La risposta, per quella fetta di pubblico che si sta defilando, non è la rassegnazione, ma la migrazione. Se 150 euro sono il prezzo per un’unica serata in un ambiente iper-commerciale, è comprensibile investirne 250 in un biglietto per un grande festival europeo. Tre giorni di musica, decine di artisti da scoprire, un’atmosfera di comunità che gli stadi hanno smarrito. Oppure, privilegiare live in spazi più contenuti, da 2-3.000 persone, dove il rapporto tra artista e pubblico non è un’astrazione e la musica respira ancora.
Questa non è una rinuncia, ma un’evoluzione.
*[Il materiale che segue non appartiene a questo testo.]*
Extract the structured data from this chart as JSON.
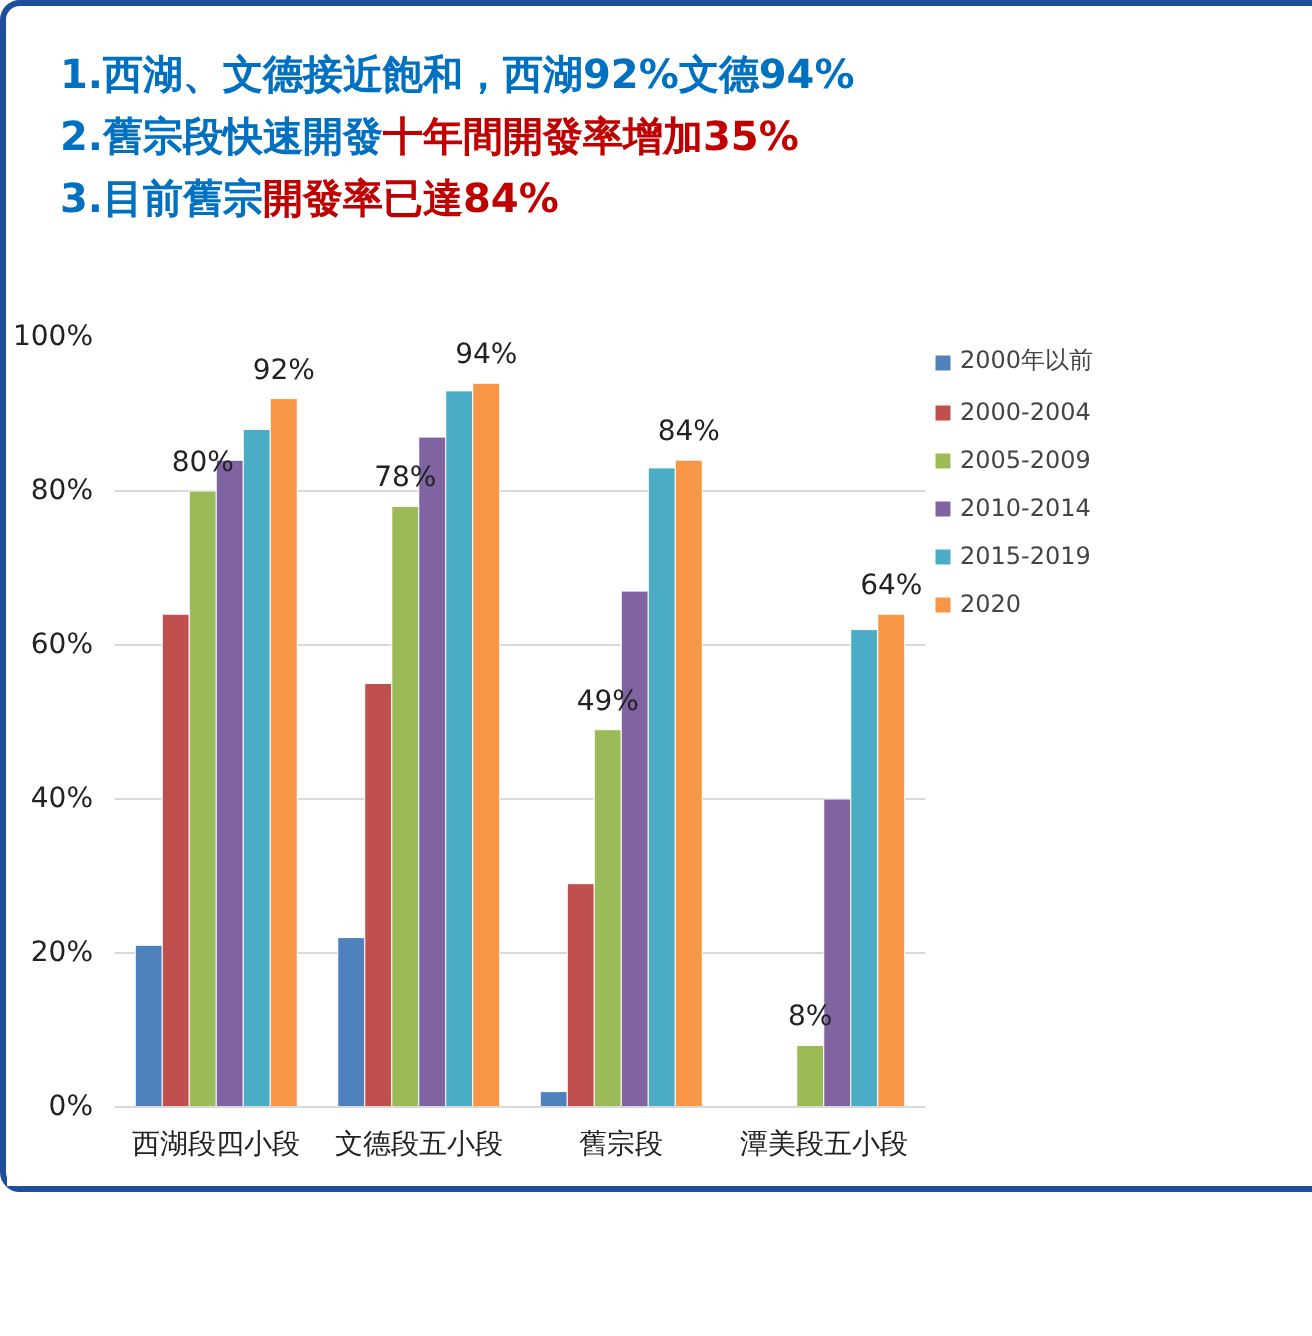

È la ricerca di un’autenticità che il sistema dei mega-concerti ha sacrificato in nome dell’efficienza e del profitto.
La domanda che resta sospesa non è se i Radiohead siano ancora una band straordinaria e che merita di essere seguita in live: la loro storia e gli album prodotti, in primis Kid-A, parlano da sè. La vera domanda è se il modello di business che avvolge il live, così come quello di altre band di caratura mondiale, sia ancora degno della loro arte. Fino a quando gli artisti, anche innovativi come York e soci, continueranno ad accettare questo sistema il paradosso resterà irrisolto.
La soluzione non sarà, per quanto suggestivo, un nostalgico ritorno alla vendita nelle ricevitorie. Ma forse ritrovarsi meno negli stadi e più in spazi piccoli, come i club che si stanno poco a poco svuotando, sarebbe già un nuovo inizio. Magari ascoltando, come cantava qualcuno, una piccola orchestrina tra «Chimay, Bacardi, Jamaican rhum, White Lady, Beck's bier, tequila bum bum Dry gin, Charrington, Four Roses Bourbon». Dove la musica, ancora, sa di comunità e non di merce.